Gesichtspflege Teil 2: das MakeUp

14.04.2012von 0 Kommentare

Dies ist zweite Teil der dreiteiligen Reihe rund um die Gesichtspflege vor, beim und nach dem MakeUp (Teil 1 & Teil 3). Im ersten Teil hast Du viel über die Pflege eurer Haut vor dem MakeUp gelernt. In diesem Artikel geht es um deine Haut während das MakeUp aufgetragen ist.

Für die Haut verträgliches Auftragen von Make-up

Make-up stellt immer eine Belastung für die Haut dar. Es verstopft die Poren und zieht ein, was je nach Inhaltsstoffen nicht immer gut ist. Du kannst es aber auch hautverträglich auftragen und Deine Haut auf diese Weise schonen. Dadurch bildet sie eine gute Grundlage fürs Make-up und sieht auch dann noch schön aus, wenn Du es längst wieder entfernt hast.

Foundation und Puder

Besonders problematisch sind deckende Make-up-Arten wie die Grundierung. Beim Kauf der Foundation solltest Du Dir deswegen ein hautverträgliches Produkt aussuchen und lieber auf die dermatologische Verträglichkeit als auf den Preis achten. Viele Foundations enthalten inzwischen pflegende Bestandteile, was natürlich besonders gut für die Haut ist. Diese ziehen ein, während Du geschminkt bist, was das Make-up deutlich weniger schädlich für die Haut macht.

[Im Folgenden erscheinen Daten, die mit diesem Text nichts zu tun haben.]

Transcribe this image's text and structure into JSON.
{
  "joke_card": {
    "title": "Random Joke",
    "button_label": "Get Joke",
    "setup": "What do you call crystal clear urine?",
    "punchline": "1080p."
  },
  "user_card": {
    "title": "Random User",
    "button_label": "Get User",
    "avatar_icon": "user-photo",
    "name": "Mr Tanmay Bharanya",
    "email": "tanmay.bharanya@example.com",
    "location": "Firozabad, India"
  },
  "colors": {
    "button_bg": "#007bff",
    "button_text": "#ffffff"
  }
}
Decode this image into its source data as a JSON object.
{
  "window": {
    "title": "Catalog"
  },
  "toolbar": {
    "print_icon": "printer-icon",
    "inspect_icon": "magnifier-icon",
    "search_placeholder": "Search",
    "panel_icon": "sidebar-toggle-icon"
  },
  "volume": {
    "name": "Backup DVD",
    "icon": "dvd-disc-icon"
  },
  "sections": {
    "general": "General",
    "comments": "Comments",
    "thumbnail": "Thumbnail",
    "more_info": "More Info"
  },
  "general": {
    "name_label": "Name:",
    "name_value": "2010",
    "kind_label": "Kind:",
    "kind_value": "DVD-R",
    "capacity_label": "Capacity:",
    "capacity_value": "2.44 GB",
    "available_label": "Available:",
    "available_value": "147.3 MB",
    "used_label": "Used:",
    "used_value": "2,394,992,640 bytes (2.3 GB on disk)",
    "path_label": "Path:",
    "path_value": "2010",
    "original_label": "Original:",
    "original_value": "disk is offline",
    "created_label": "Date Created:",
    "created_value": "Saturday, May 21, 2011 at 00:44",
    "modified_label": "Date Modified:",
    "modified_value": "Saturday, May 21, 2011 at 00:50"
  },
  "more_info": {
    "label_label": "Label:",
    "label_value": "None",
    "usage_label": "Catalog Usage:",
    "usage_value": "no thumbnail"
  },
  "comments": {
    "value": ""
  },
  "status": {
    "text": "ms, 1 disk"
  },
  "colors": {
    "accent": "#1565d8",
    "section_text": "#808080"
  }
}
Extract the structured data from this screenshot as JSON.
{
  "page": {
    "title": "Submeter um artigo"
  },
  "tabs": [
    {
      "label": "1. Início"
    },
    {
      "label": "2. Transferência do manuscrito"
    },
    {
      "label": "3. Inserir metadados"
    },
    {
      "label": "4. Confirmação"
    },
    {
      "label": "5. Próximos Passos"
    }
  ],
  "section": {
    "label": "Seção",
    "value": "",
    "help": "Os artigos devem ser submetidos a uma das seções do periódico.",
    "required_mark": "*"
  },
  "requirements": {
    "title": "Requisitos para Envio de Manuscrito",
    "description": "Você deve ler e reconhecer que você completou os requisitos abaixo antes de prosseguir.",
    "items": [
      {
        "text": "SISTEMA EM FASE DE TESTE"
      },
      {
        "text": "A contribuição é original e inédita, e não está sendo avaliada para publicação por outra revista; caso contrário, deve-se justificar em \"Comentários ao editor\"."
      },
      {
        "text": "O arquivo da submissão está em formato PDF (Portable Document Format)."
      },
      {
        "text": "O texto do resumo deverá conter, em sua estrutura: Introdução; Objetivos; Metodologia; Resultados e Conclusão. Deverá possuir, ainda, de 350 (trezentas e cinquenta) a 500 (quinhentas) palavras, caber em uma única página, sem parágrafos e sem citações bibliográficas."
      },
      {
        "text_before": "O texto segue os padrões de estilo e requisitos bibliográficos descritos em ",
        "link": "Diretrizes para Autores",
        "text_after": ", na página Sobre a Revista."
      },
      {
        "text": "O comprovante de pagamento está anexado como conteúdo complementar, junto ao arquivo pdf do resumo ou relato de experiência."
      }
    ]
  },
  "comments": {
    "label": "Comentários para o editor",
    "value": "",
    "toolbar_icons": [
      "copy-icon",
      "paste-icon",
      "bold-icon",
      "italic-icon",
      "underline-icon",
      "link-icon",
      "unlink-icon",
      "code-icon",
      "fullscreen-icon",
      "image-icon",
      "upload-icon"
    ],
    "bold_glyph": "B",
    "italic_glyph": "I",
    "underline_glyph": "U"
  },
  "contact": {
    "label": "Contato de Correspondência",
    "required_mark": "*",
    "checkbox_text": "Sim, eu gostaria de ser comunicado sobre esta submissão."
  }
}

Dasselbe gilt auch für alle anderen Pudervarianten, beispielsweise Rouge oder Bronzepuder. Sie verstopfen ebenfalls die Poren und sollten so gewählt sein, dass sie die Haut gleichzeitig pflegen oder zumindest Hautverträglich sind. Je dünner die Schicht, desto bessert ist das natürlich.

Creme-Make-up

Grundierungen gibt es häufig auch als Creme. Manche Frauen bevorzugen sie, da sie das Gefühl bekommen, dass sie besser und länger halten. Creme verstopft die Poren allerdings ebenfalls, sodass Du darauf achten solltest, keine allzu dicken Schichten aufzutragen. Auch Creme-Make-up kann pflegende Stoffe enthalten, die Deiner Haut guttun und die Du bevorzugt kaufen solltest.

Entfernung am Abend

Wenn Du nicht mehr rausgehen willst, solltest Du das Make-up wieder entfernen. Wasser und Seife allein reichen dafür nicht aus, Du brauchst speziellen Entferner. Diesen kannst Du fertig auf Pads oder als Lösung in der Flasche kaufen, aus der Du etwas entnehmen kannst, wenn Du sie brauchst. Entfernt werden muss alles, auch wenn das Make-up nicht direkt auf die Haut aufgetragen wurde, sondern beispielsweise auf die Wimpern. Dadurch bleibt die Haut gesund und Du kannst die Pflege für die Nacht problemlos auftragen; außerdem verstopfen die Poren nicht unnötig über Nacht, wodurch sich neue Hautunreinheiten entwickeln können.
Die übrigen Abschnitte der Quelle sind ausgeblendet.